Facing rising costs, lower reimbursements and increased care demands, health systems are in need of serious transformation. Centennial, Colo.-based Centura Health created a new C-suite position to tackle these positions and redesign the system for future growth.

"We are viewing the current healthcare environment like Joanna and Chip Gaines would — a fixer-upper," said Peter Banko, president and CEO of Centura. "It is an opportunity to completely revitalize our entire connected, enabling health system neighborhood. We started with creating the position of chief transformation officer to help us strike the right balance between short-term improvement and long-term value, taking responsibility for change and ensuring results are delivered ambitiously and quickly, and carrot and stick."

Centura's transformation began in mid-2022, and Scott Lichtenberger, MD, was named senior vice president and chief transformation officer in August of last year. Dr. Lichtenberger joined Centura in 2020 and previously worked for McKinsey & Company. He has more than two decades of healthcare experience. He is focused on ensuring the health system achieves its 2025 strategic plan goals.

Centura isn't the only health system appointing chief transformation officers to guide the organization through uncertain terrain.
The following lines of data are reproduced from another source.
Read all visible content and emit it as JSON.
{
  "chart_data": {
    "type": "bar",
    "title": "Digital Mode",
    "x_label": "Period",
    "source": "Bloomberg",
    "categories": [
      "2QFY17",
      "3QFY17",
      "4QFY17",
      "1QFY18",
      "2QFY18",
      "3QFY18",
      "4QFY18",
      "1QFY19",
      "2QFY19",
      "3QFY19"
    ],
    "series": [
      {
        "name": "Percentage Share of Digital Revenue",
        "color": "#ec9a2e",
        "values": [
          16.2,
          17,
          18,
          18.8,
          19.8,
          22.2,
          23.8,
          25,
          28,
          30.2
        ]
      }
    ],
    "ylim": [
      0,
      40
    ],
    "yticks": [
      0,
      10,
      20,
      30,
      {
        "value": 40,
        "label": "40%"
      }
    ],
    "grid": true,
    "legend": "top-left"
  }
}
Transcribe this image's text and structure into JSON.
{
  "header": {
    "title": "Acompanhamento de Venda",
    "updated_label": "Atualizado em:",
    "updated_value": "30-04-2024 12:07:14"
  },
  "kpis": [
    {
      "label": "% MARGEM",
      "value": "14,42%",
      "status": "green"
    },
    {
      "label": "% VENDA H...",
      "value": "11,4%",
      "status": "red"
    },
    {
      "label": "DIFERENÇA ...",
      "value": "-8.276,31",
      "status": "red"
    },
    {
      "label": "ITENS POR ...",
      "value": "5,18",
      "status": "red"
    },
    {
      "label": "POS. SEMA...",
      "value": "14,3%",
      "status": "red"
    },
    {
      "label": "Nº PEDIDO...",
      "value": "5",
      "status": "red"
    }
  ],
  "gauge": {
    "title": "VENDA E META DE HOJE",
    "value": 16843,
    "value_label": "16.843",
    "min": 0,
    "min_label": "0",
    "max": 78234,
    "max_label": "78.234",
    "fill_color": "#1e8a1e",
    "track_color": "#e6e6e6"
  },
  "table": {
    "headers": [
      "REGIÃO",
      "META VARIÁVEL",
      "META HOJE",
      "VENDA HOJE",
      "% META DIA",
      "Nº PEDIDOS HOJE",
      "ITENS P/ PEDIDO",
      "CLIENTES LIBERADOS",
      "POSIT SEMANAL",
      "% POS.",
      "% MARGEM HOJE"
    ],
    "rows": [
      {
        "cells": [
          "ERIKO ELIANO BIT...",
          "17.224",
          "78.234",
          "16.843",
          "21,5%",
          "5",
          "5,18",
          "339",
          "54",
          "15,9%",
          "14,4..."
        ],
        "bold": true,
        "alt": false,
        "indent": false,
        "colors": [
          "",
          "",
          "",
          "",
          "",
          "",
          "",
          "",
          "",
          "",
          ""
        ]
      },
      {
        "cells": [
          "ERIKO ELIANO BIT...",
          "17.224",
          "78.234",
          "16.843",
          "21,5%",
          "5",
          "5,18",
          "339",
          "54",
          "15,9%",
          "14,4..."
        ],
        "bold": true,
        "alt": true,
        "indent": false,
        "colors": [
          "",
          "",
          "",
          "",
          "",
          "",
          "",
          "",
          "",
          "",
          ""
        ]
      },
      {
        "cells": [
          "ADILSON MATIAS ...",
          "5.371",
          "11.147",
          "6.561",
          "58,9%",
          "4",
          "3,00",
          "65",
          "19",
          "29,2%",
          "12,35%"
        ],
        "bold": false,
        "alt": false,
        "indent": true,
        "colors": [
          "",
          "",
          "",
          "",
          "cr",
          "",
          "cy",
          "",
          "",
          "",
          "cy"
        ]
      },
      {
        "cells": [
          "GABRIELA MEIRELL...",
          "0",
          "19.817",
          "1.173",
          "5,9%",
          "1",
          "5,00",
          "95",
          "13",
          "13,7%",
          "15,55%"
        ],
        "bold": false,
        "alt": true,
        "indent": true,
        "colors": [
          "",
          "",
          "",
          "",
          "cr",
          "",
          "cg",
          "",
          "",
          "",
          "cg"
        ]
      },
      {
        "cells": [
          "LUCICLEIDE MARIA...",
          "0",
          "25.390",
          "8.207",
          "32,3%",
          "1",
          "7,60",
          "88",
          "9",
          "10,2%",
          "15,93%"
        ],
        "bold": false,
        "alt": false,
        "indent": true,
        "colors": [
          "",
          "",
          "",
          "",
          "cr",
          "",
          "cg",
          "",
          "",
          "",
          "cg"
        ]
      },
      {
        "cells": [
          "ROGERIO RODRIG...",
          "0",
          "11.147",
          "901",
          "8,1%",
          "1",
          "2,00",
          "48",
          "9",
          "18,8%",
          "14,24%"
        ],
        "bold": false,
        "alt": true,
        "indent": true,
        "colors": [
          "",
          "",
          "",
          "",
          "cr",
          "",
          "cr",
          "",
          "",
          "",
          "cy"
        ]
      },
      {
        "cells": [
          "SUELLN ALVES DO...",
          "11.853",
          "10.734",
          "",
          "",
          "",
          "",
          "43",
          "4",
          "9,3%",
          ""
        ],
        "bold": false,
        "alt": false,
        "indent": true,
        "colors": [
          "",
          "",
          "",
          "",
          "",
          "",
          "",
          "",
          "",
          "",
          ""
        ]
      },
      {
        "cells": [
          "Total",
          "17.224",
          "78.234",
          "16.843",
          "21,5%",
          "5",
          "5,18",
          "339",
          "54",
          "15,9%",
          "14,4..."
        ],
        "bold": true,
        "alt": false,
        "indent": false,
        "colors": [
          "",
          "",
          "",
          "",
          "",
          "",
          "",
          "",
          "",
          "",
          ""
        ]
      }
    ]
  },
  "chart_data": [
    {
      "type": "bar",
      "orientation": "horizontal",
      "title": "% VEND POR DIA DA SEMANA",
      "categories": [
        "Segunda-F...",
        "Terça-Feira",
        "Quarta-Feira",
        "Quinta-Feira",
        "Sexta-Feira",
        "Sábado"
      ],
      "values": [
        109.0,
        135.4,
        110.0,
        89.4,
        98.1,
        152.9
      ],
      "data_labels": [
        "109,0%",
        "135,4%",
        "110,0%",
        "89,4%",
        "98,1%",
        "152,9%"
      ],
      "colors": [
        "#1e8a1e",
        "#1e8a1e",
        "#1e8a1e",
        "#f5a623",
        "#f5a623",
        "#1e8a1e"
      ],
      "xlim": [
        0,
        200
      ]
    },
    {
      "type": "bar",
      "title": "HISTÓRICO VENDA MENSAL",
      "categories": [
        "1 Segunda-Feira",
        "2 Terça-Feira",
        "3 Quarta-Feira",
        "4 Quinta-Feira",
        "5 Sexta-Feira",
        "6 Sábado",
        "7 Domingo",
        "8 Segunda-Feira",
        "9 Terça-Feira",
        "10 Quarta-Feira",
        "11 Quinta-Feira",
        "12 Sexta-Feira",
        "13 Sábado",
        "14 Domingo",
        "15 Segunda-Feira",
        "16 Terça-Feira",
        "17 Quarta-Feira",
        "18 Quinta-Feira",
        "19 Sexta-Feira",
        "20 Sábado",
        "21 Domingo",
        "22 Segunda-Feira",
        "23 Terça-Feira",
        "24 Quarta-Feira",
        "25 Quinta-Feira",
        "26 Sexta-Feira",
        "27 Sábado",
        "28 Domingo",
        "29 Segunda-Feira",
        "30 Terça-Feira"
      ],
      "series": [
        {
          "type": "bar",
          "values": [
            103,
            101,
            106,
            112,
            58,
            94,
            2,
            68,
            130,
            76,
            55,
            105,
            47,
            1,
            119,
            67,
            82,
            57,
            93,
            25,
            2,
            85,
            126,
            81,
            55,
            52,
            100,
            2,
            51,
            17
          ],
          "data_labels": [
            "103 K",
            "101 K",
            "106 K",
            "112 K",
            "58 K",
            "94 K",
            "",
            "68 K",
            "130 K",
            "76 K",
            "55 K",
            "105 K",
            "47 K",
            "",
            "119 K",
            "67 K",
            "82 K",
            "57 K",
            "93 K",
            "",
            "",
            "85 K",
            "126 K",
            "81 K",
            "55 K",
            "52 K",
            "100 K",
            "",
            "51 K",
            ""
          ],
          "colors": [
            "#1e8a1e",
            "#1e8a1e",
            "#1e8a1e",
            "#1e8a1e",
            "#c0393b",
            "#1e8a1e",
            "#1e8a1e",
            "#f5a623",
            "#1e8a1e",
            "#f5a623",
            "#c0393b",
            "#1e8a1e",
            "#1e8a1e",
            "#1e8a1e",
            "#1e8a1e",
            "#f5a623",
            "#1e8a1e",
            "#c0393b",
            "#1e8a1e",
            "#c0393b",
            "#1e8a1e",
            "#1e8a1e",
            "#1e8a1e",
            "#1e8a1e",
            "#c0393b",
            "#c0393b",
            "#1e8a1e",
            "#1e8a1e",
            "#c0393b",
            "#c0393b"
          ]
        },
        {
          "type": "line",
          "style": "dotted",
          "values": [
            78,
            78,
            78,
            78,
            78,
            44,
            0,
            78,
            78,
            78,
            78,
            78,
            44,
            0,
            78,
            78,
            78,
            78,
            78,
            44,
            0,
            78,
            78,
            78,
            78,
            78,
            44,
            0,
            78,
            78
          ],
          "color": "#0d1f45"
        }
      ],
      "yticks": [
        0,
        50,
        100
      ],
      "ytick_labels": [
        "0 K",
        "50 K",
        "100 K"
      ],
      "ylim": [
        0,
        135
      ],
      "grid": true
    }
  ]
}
RWJBarnabas Health in West Orange, N.J., appointed Paul Alexander, MD, chief transformation officer in February 2020, and he has since been promoted to chief health equity and transformation officer. Baycare in Clearwater, Fla., named Emily Allinder Scott senior vice president and chief transformation officer in October 2020 with responsibility for transformation across the system's 15 hospitals.

Many chief transformation officers have clinical backgrounds, either as physicians or nurses, and bring operational leadership expertise to their roles. They also have experience outside of health systems. Prior to joining RWJBarnabas, Dr. Alexander spent time as an executive with Horizon Blue Cross Blue Shield of New Jersey, UnitedHealthcare and AstraZeneca.

McKinsey describes ideal chief transformation officers as striking a balance between short- and long-term goals and ensuring managers are accountable for delivering results. They should have support from top executives, including the CEO, and a clearly defined mandate to take action so goals are met.

"Ideally, they should behave like an extension of the CEO or even the board and as such be able to hold the top managers accountable. The CTO is a high-level orchestrator of a complex process that involves large numbers of discrete initiatives. Responsibility for making the day-to-day decisions and implementing those initiatives lies with the line managers, but the CTO's job is to make sure the job is done. This is not always easy," states an article from McKinsey about CTOs.

Mr. Banko said the transformation at Centura targets the workforce, operational efficiencies and clinical care delivery. The system is reimagining how to retain and attract talent as a distinctive workplace.

"We have minimized the use of contract and other temporary labor, which has, in turn, decreased our costs along with improving caregiver engagement, quality, safety and experience," he said. "We accomplished all this with the launch of staffing summits, where bedside nurses and leaders develop their staffing plans and enable changes, with system nursing and human resources leadership, to better serve the needs of their patients and the patient care team."

As the pace of change accelerates, more health systems may make space for a chief transformation officer within their ranks.